Multiscale DNA partitioning: statistical evidence for segments
Sprache des Vortragstitels:
XXVII International Biometric Conference
Sprache des Tagungstitel:
DNA segmentation, i.e. the partitioning of DNA in compositionally homogeneous segments, is a basic task in bioinformatics. Different algorithms have been proposed for various partitioning criteria such as GC content, local ancestry in Population genetics, or copy number variation. A critical component of any such method is the choice of an appropriate number of segments. Some methods use model selection criteria, and do not provide a suitable error control. Other methods that are based on simulating a statistic under a null model provide suitable error control only if the correct null model is chosen. Results: Here, we focus on partitioning with respect to GC content and propose a new approach that provides statistical error control: it guarantees with a user specified probability that the number of identified segments does not exceed the number of actually present segments.

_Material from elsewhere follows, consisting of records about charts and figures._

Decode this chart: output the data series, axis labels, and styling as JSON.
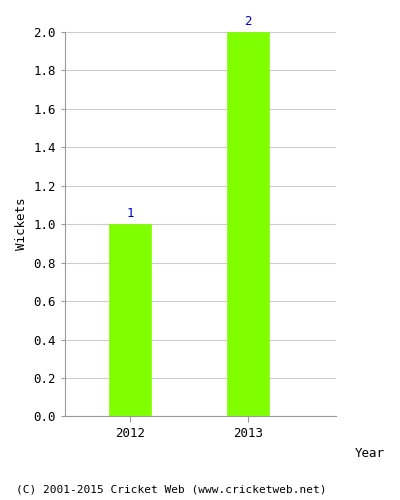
{
  "categories": [
    "2012",
    "2013"
  ],
  "values": [
    1,
    2
  ],
  "bar_color": "#80FF00",
  "bar_edge_color": "#80FF00",
  "ylabel": "Wickets",
  "xlabel": "Year",
  "ylim": [
    0,
    2.0
  ],
  "yticks": [
    0.0,
    0.2,
    0.4,
    0.6,
    0.8,
    1.0,
    1.2,
    1.4,
    1.6,
    1.8,
    2.0
  ],
  "annotation_color": "#0000CC",
  "annotation_fontsize": 9,
  "axis_label_fontsize": 9,
  "tick_fontsize": 9,
  "grid_color": "#cccccc",
  "background_color": "#ffffff",
  "footer_text": "(C) 2001-2015 Cricket Web (www.cricketweb.net)",
  "footer_fontsize": 8,
  "bar_width": 0.35
}
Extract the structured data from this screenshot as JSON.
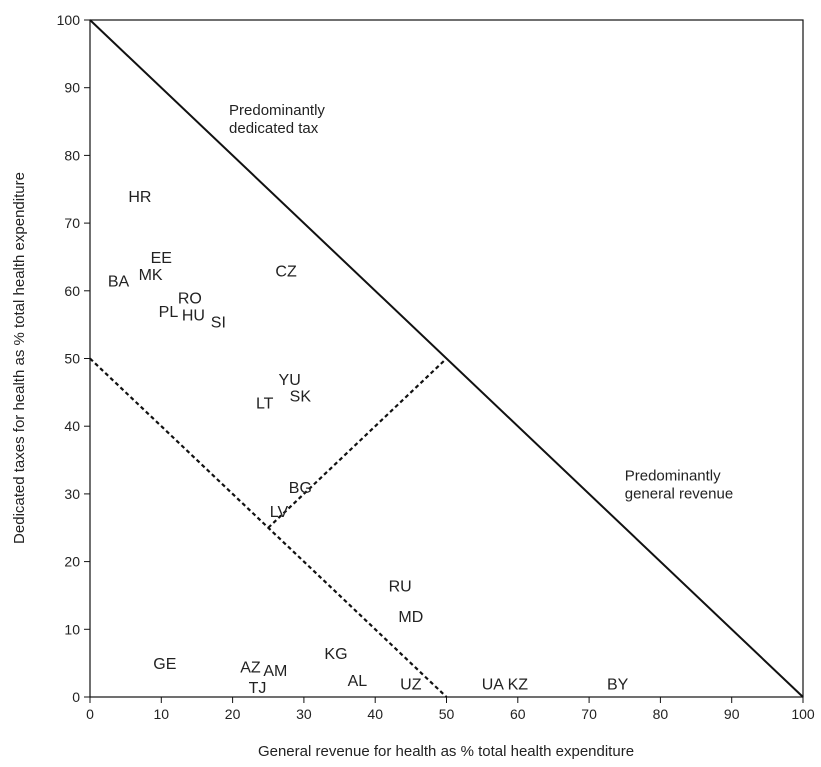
{
  "chart_data": {
    "type": "scatter",
    "xlabel": "General revenue for health as % total health expenditure",
    "ylabel": "Dedicated taxes for health as % total health expenditure",
    "xlim": [
      0,
      100
    ],
    "ylim": [
      0,
      100
    ],
    "x_ticks": [
      "0",
      "10",
      "20",
      "30",
      "40",
      "50",
      "60",
      "70",
      "80",
      "90",
      "100"
    ],
    "y_ticks": [
      "0",
      "10",
      "20",
      "30",
      "40",
      "50",
      "60",
      "70",
      "80",
      "90",
      "100"
    ],
    "grid": false,
    "points": [
      {
        "label": "HR",
        "x": 7,
        "y": 74
      },
      {
        "label": "EE",
        "x": 10,
        "y": 65
      },
      {
        "label": "MK",
        "x": 8.5,
        "y": 62.5
      },
      {
        "label": "BA",
        "x": 4,
        "y": 61.5
      },
      {
        "label": "CZ",
        "x": 27.5,
        "y": 63
      },
      {
        "label": "RO",
        "x": 14,
        "y": 59
      },
      {
        "label": "PL",
        "x": 11,
        "y": 57
      },
      {
        "label": "HU",
        "x": 14.5,
        "y": 56.5
      },
      {
        "label": "SI",
        "x": 18,
        "y": 55.5
      },
      {
        "label": "YU",
        "x": 28,
        "y": 47
      },
      {
        "label": "SK",
        "x": 29.5,
        "y": 44.5
      },
      {
        "label": "LT",
        "x": 24.5,
        "y": 43.5
      },
      {
        "label": "BG",
        "x": 29.5,
        "y": 31
      },
      {
        "label": "LV",
        "x": 26.5,
        "y": 27.5
      },
      {
        "label": "RU",
        "x": 43.5,
        "y": 16.5
      },
      {
        "label": "MD",
        "x": 45,
        "y": 12
      },
      {
        "label": "KG",
        "x": 34.5,
        "y": 6.5
      },
      {
        "label": "GE",
        "x": 10.5,
        "y": 5
      },
      {
        "label": "AZ",
        "x": 22.5,
        "y": 4.5
      },
      {
        "label": "AM",
        "x": 26,
        "y": 4
      },
      {
        "label": "AL",
        "x": 37.5,
        "y": 2.5
      },
      {
        "label": "TJ",
        "x": 23.5,
        "y": 1.5
      },
      {
        "label": "UZ",
        "x": 45,
        "y": 2
      },
      {
        "label": "UA",
        "x": 56.5,
        "y": 2
      },
      {
        "label": "KZ",
        "x": 60,
        "y": 2
      },
      {
        "label": "BY",
        "x": 74,
        "y": 2
      }
    ],
    "reference_lines": [
      {
        "style": "solid",
        "from": [
          0,
          100
        ],
        "to": [
          100,
          0
        ]
      },
      {
        "style": "dashed",
        "from": [
          0,
          50
        ],
        "to": [
          50,
          0
        ]
      },
      {
        "style": "dashed",
        "from": [
          25,
          25
        ],
        "to": [
          50,
          50
        ]
      }
    ],
    "annotations": [
      {
        "lines": [
          "Predominantly",
          "dedicated tax"
        ],
        "x": 19.5,
        "y": 86
      },
      {
        "lines": [
          "Predominantly",
          "general revenue"
        ],
        "x": 75,
        "y": 32
      }
    ]
  }
}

The method is based on a statistical multiscale criterion, rendering this as segmentation method which searches segments of any length (on all scales), simultaneously. It is also very accurate in localizing segments: under bench-mark scenarios, our approach leads to a Segmentation that is more accurate than the approaches discussed in the comparative review of Elhaik et al. (2010). In our real data examples, we find segments that often correspond well to the available genome annotation.